CBS 2's Tim McNicholas takes us there.

"It feels real good to say I don't live in a trash dump anymore," Charity Parker said.

It's not Christmas, but Parker woke up to a gift on Wednesday.

"We were happy this morning," she said.

So happy she took video on her phone of a city crew cleaning up the heap of trash dumped in her alley near 115th and Wentworth.

"If it wouldn't have been for calling you all, they wouldn't have cleaned it. It would have stayed there," she said.

Just a day earlier, Parker's dad and neighbor shared their frustrations on CBS 2.

"We called 311. We called the alderman's office. There's nothing happening here," Derrick White said. "This is why we're talking to you. We need help here."
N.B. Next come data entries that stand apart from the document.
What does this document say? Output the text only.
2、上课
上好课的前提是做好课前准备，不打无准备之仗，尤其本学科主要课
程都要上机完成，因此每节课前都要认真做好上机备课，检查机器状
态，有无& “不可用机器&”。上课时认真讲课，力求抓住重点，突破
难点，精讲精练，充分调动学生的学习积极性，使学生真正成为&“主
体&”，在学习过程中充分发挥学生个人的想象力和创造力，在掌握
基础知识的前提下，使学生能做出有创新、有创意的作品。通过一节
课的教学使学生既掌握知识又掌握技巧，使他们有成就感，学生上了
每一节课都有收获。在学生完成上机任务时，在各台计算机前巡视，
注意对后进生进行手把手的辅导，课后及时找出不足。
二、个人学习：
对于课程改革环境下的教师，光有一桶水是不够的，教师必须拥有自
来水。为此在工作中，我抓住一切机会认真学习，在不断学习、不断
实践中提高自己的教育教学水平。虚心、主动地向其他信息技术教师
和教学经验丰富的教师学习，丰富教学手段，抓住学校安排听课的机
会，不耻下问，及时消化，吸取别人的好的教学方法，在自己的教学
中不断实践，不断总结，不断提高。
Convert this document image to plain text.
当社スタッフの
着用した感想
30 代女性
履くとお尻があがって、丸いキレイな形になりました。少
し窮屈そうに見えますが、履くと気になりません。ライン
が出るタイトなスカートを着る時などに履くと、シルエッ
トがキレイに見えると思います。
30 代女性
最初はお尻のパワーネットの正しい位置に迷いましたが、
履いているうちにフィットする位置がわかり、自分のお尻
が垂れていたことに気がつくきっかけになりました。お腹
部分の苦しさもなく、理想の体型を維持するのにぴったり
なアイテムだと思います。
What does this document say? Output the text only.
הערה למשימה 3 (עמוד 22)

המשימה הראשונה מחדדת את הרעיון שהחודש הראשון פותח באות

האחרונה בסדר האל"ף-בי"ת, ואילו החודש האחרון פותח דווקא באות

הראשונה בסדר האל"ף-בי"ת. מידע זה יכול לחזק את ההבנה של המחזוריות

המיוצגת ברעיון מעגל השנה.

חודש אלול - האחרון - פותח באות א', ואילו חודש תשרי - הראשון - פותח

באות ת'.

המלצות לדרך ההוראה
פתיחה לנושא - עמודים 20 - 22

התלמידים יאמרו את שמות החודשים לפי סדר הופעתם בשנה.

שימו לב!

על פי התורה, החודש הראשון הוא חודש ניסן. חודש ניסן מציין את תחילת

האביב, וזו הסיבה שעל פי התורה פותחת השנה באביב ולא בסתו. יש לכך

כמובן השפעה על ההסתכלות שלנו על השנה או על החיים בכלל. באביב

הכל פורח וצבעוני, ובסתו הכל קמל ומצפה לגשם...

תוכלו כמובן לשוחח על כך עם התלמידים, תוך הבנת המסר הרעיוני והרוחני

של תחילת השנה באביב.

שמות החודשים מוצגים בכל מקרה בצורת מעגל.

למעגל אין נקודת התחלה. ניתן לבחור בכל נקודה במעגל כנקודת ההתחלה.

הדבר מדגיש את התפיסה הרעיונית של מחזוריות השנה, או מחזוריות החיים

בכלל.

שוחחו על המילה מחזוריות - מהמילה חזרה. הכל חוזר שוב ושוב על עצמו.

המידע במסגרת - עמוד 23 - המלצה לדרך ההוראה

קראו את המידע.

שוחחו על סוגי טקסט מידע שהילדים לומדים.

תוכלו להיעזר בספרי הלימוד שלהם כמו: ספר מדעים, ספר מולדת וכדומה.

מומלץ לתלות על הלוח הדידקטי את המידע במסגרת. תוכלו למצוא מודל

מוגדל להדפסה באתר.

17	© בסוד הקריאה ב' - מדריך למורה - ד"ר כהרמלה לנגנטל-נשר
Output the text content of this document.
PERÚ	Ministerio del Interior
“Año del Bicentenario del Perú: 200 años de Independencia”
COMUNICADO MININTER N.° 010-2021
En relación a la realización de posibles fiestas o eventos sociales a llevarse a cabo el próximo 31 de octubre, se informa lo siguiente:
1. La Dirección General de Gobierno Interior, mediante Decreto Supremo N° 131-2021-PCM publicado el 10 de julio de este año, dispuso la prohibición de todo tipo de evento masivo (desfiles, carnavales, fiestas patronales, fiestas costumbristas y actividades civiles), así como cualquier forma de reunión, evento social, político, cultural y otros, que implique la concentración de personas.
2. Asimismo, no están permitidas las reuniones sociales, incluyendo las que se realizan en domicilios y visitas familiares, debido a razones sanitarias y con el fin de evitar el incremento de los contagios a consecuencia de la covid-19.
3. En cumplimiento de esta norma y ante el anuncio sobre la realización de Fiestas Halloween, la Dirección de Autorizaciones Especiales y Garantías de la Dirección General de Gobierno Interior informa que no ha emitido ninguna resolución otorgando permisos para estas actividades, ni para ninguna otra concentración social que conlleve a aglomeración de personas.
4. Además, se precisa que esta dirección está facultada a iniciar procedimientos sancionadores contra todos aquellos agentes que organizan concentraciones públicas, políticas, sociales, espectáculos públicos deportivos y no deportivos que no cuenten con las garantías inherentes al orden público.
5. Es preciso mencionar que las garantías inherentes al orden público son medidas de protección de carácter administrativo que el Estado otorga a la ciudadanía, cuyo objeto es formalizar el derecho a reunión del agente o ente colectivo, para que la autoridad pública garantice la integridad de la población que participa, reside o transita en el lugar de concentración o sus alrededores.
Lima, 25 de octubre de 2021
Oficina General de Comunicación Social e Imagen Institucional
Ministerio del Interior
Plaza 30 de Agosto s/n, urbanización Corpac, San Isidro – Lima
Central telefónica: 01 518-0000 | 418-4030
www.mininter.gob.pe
When we called Ald. Carrie Austin (34th) on Tuesday, she said fly dumping is a problem across the ward and her team does what they can to stop it.

Austin could not explain why the trash had not been cleaned up already, but she did have some advice for the story.

Austin: "But you want to make an issue out of this because the people called you."

McNicholas: "That's right. The people called us with a complaint, and we follow up on it."

Austin: "I think that our residents deserve service – of course I do. But for you to make a big issue out of this one, make a big issue of fly dumping over the whole ward – not just one area."

We looked into it and we did find junk dumped in other parts of the ward, including mattresses and a pile of debris near a vacant store at 115th and Halsted, and more trash dumped in an alley at 129th and Halsted.

The 34th ward has the 4th-most fly dumping complaints in the city, with 531 this year. Of the top 13 wards with the most complaints, all but one are on the South or West sides.

"The biggest improvement would get some of these abandoned houses torn down where they like to dump at. That would be the key point. Find who owns these lots. Either clean 'em up or sell 'em off," Parker said.

After our first story aired, we also saw the city cleaning up other alleys near Parker's. In the 34th Ward, they have no shortage of work.

We reached back out to the alderman to ask what's she's doing across the ward to tackle this problem. She didn't get back to us, but she did say in our first call that her office always relays complaints to the Department of Streets and Sanitation.

Streets and Sanitation, meanwhile, said they're investigating why Parker's alley wasn't cleaned sooner.